Koyunbeyli kabristanlığında ki Ayşe Kadın’ın mezarına ilişkin açıklamada bulunan ADD Yönetim Kurulu Üyesi İsmail Barbaros Gezer; “Koyunbeyli Köyü, özellikle II. Mahmut döneminde uygulanan yenileşme, sözüm ona medenileşmeden nasibini almış bir yerleşim yeridir. Koyunbeyli kabristanlığına baktığımızda pek çok şahidelerin ve ayakucu taşlarının talan edildiğine şahit oluyoruz. Neyse ki mevcut olan en ihtişamlı daireden yola çıkarak bazı bilgiler vermeye çalışalım. Mezarda eski yazılı gördüğümüz merkatın sahibi Nakip Ağa eşi Ayşe Hanım'a ait.
Şahidesinde:
Hüvel Bâkî, 1263
Beni kıl mağfiret ey rabbi yezdânî
Bi hakkı arş-ı azam nûr-ı Kuran
Gelip kabrime ede ziyaret dîn-i ihvân
Ede ruhuma fâtiha ihsan
El-merhûm el-magfur Nakip Ağa zevcesi
Ayşe kadının ruhu için Fâtiha” yazılıdır. (1263 senesi hem Rumi hem de hicrî olarak 1847 senesine tekabül ediyor” şeklinde konuştu.

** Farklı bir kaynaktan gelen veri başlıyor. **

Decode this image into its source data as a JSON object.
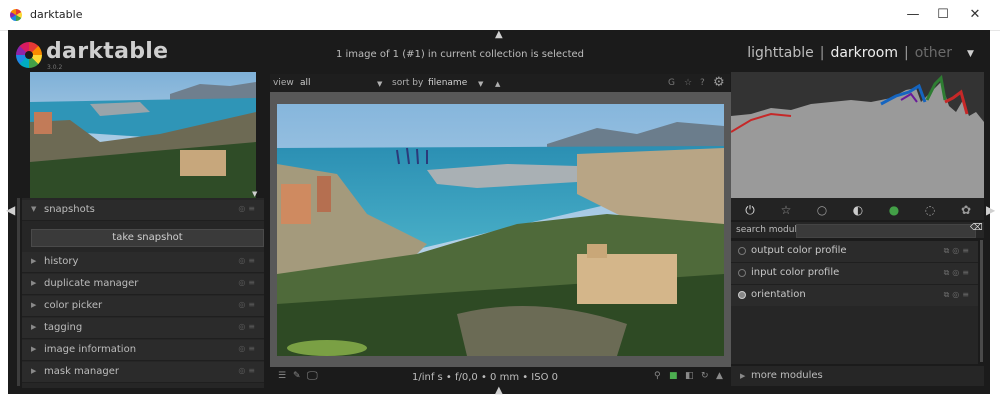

Ayşe Hanım’ın, kocasından önce, altmış yaşlarında vefat ettiğini, çok cömert ve yardım sever biri olup, eşiyle birlikte köyde ber-hayat olduğunu belirten ADD Yönetim Kurulu Üyesi İsmail Barbaros Gezer; “Ayşe Hanım, köy ahalisine karşı son derece şefkatli, anlayışlı ve nezâketli davranmıştır. İmkânları elverdiği ölçüde köyde yardıma ihtiyacı olanlara el uzatmıştır. Köylülerini evinde ziyaret eden Ayşe Hanım onların herhangi bir sıkıntılarının olup olmadığını araştırır, bir şeye muhtaç olup olmadıklarını sorar ve ihtiyaçlarını gidermeye çalışırdı. Ayşe Hanım, dört çocuk sahibi bir anne olup çocuklarından üçünü evlendirmiş, diğer çocuğunu evlendiremeden rahmeti rahmana tevdi edilmiştir. Ayşe Hanım, Nakip Ağanın eşi olarak yazıldığına göre, NAKİB onun eşinin adı mıdır, yoksa Osmanlı'da var olan Nâkibü-l Eşraflık kurumunda görevli olan birisi midir? Kültürümüzde Nakip ismine pek rastlamadığımıza göre, Ayşe Hanım’ın eşi, bu kurumun üyelerinden biri olması büyük olasılık dahilindedir. Öyleyse bu aile Osmanlı döneminde o bölgeye Nakiplik için atanmıştır. 30 Ağustos 1920 de Yunan orduları Uşak'ı işgal etmiş Koyunbeyli köyüne girip yukarıdaki çeşmenin oralarda kendilerine yer tutmuşlardır” ifadelerini kullandı.